State law does not explicitly mention ballot drop boxes. Two suburban Milwaukee men sued over their use last year with the assistance of the conservative Wisconsin Institute for Law & Liberty.
Bohren this month ruled ballot drop boxes could not be used in Wisconsin because state law says absentee ballots must be returned by mail or in person. His ruling also stated voters cannot have someone else return their ballot for them.
That would mean political groups could not pick up absentee ballots for voters but also that people could not deliver ballots for ill family members and neighbors.
Democratic Attorney General Josh Kaul, Disability Rights Wisconsin and others last week asked Bohren to suspend his ruling for the February primary because it is being held so soon. On Friday, he declined to do that.
Kaul and the others then turned to the appeals court, which agreed with them in Monday's ruling. The appeals judges noted that some absentee ballots have already been sent to voters with instructions that say drop boxes can be used.
Kaul praised the ruling.
"Today’s ruling will stop new barriers to voting from being imposed, and almost certainly prevent some Wisconsinites from being disenfranchised, in the upcoming February elections," he said in a written statement.

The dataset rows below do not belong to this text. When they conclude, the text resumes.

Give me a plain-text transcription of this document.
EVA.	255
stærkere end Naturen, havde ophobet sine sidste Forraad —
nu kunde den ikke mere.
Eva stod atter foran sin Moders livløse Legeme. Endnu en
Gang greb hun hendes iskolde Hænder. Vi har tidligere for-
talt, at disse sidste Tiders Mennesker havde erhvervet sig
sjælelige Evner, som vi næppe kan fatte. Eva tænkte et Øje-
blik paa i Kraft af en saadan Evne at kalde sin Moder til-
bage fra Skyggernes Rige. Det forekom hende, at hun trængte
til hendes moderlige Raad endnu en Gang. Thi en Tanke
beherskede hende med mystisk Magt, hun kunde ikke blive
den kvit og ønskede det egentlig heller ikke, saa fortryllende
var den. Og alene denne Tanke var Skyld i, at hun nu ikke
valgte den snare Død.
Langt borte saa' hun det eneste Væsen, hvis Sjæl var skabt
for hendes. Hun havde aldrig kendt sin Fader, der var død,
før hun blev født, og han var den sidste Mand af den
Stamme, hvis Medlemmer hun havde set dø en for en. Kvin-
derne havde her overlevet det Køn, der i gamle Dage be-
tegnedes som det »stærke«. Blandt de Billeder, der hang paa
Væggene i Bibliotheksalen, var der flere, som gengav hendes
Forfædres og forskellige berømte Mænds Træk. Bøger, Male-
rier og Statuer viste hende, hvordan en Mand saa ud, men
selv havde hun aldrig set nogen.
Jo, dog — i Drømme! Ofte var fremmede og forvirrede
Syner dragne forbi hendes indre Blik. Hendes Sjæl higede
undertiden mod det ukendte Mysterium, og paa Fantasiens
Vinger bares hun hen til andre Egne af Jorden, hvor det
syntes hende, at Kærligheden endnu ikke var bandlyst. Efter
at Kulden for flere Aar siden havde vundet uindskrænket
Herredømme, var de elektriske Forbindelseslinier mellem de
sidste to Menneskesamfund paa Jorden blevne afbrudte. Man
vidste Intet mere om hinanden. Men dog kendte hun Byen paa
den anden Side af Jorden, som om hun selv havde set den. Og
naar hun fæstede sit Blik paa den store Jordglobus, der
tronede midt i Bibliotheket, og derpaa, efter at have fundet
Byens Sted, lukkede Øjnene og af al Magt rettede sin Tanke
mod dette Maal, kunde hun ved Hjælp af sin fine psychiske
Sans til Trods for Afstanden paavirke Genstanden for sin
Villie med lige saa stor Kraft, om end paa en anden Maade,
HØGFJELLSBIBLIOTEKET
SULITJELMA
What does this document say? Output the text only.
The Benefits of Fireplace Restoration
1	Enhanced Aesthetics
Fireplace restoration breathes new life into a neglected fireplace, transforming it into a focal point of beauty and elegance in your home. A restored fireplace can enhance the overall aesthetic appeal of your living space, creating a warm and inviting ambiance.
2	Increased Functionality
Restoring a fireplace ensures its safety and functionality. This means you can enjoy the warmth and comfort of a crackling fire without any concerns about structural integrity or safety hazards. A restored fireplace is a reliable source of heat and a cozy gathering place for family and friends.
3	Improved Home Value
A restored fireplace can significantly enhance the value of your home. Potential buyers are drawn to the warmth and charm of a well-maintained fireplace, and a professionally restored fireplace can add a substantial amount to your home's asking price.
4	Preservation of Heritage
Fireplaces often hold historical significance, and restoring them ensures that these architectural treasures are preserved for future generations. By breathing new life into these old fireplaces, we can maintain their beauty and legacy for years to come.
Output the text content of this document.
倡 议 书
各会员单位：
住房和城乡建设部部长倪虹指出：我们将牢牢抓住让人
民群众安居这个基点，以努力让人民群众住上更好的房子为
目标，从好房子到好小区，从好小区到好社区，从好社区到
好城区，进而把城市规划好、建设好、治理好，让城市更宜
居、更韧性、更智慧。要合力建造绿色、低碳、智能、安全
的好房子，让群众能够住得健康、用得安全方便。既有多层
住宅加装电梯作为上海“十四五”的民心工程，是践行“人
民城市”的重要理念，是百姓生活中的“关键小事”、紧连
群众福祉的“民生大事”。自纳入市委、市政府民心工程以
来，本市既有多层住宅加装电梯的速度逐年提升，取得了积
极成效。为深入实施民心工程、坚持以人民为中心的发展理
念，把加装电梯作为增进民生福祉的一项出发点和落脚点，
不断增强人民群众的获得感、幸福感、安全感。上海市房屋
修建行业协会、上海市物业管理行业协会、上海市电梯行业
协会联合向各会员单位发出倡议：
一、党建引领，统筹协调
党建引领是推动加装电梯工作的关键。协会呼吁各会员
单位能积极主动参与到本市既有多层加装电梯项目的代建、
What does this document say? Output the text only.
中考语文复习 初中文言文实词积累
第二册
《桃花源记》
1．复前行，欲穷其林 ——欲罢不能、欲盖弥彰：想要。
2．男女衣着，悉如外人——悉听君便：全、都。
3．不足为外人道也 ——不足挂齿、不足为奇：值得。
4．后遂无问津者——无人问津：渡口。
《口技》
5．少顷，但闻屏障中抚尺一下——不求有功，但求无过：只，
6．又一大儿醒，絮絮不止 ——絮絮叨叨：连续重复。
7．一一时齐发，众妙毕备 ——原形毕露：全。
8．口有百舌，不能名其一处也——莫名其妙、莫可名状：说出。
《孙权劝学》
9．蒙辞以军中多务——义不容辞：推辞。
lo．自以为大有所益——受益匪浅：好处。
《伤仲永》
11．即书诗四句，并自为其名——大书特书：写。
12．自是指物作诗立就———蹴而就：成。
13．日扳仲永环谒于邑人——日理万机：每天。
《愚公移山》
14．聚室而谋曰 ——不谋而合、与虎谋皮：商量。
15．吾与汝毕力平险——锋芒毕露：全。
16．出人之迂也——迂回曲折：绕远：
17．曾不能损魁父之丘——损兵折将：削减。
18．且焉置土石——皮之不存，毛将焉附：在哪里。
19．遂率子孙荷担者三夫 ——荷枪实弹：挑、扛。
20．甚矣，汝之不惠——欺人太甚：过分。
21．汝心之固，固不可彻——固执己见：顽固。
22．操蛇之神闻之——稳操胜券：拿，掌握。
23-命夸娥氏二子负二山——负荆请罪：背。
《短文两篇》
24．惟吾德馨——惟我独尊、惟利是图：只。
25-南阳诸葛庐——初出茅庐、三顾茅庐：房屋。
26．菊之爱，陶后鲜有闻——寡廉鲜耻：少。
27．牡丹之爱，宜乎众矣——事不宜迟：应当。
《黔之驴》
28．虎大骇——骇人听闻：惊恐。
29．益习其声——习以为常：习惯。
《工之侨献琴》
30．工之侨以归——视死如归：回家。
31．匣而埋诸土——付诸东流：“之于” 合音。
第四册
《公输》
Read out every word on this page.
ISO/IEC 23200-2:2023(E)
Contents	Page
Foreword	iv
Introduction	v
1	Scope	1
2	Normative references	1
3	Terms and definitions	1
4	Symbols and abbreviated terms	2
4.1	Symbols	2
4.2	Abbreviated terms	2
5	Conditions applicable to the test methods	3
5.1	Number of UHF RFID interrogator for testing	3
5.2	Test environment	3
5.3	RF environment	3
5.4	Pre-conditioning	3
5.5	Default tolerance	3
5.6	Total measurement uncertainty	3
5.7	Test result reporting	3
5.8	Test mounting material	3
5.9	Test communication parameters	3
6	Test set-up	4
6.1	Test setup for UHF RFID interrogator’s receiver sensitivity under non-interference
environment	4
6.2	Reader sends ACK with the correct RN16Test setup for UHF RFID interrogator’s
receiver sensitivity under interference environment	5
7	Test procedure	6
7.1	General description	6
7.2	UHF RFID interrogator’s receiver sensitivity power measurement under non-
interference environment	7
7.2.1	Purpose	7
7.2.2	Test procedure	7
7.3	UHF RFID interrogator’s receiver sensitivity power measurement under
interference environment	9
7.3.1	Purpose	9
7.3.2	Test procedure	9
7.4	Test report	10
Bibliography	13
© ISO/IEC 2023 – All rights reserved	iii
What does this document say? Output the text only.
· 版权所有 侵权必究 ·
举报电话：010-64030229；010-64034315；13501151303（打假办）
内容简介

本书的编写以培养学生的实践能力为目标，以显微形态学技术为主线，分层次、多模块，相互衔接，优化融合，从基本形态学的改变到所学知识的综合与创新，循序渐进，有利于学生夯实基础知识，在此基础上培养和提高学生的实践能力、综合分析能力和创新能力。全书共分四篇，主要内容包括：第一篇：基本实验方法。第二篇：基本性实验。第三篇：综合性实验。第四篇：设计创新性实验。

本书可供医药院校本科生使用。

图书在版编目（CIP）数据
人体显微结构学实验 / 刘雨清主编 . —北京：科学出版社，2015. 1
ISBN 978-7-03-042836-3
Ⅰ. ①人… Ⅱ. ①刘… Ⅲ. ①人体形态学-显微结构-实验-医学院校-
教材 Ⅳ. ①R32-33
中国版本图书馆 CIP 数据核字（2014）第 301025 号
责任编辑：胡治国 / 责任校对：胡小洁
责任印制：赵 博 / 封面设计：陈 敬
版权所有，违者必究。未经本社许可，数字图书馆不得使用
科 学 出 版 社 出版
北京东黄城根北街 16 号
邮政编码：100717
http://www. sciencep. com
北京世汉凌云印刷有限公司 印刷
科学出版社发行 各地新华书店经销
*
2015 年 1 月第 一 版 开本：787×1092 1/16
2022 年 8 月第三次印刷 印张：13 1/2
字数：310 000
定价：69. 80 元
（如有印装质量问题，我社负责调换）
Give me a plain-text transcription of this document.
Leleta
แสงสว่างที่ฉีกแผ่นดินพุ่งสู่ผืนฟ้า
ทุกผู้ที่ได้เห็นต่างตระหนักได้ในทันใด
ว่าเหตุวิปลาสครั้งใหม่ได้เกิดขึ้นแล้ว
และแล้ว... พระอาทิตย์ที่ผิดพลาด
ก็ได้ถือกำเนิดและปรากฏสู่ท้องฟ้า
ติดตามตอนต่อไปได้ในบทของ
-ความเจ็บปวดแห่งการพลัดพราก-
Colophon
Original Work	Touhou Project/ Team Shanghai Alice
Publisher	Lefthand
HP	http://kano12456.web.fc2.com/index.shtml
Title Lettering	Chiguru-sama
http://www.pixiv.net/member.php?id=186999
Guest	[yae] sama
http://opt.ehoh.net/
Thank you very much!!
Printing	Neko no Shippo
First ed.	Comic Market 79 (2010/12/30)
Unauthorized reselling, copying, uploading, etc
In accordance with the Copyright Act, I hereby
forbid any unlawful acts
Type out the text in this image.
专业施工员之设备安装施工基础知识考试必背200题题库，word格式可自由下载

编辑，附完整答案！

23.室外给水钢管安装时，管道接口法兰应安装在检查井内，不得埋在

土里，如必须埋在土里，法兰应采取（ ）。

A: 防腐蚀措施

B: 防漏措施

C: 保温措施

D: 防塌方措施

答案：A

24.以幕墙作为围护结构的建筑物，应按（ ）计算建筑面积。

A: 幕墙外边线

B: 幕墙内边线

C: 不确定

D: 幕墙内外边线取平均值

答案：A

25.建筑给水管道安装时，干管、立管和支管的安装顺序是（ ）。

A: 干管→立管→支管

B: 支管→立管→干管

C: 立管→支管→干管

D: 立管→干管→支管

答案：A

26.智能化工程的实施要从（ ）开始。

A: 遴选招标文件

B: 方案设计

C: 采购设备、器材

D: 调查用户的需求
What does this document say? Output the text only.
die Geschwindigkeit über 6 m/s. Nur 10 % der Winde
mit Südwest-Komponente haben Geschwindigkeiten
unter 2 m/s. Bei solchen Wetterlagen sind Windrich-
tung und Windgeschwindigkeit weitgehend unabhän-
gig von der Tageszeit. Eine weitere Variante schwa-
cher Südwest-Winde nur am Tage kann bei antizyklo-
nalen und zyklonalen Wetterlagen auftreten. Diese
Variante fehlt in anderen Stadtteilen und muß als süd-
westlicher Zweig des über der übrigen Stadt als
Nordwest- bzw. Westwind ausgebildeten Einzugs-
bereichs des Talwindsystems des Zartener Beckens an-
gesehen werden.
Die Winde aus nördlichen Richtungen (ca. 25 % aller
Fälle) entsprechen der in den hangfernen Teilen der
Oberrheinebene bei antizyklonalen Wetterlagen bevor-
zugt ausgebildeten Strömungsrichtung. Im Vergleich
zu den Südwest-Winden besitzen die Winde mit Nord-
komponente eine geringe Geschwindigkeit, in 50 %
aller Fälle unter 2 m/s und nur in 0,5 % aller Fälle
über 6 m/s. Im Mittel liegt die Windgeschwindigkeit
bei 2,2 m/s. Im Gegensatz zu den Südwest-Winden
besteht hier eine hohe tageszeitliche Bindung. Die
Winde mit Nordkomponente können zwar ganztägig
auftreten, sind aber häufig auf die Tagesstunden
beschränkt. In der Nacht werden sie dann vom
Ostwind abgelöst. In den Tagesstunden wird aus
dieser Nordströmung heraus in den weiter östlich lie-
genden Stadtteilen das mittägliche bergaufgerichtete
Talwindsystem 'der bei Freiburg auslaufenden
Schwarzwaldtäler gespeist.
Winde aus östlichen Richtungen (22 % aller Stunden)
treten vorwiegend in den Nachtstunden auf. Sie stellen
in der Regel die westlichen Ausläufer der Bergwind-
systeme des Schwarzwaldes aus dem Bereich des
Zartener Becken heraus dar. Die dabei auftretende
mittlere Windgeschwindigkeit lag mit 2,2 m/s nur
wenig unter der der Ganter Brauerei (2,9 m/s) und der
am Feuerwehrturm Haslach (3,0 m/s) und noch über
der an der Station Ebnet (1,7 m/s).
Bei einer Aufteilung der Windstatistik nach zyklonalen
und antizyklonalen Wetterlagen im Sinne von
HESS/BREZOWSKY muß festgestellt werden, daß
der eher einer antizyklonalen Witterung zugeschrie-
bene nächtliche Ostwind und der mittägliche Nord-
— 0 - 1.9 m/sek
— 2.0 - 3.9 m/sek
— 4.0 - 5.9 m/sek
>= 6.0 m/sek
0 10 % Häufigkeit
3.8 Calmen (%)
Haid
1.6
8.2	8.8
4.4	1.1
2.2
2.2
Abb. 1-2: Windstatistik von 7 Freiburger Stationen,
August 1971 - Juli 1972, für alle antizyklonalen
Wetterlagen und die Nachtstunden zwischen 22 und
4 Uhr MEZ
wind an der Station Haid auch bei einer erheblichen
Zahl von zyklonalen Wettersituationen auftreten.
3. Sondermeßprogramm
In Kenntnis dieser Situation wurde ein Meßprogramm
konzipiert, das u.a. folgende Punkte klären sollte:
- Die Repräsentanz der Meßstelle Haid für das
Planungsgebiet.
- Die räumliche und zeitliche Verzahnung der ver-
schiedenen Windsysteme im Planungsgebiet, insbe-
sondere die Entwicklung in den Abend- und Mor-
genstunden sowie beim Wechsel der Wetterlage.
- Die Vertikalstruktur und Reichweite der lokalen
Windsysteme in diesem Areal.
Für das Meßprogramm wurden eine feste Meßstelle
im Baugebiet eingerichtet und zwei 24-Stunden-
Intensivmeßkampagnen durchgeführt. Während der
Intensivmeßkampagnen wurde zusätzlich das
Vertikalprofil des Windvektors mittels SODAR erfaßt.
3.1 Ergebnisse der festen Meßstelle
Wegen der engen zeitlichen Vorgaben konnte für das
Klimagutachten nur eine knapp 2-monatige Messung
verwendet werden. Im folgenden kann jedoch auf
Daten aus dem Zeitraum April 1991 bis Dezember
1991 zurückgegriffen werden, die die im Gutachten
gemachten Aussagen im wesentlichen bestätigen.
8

Luke Berg, an attorney with the Wisconsin Institute for Law & Liberty, did not say if he would seek to immediately reverse the appeals court's decision.
"We are confident that the circuit court’s ruling will ultimately be upheld and will evaluate our options," he said in a written statement.
The state's bipartisan Elections Commission was to meet late Monday to implement the lower court's ruling. The commission canceled its meeting after the appeals court ruled that drop boxes could be used for the Feb. 15 primary.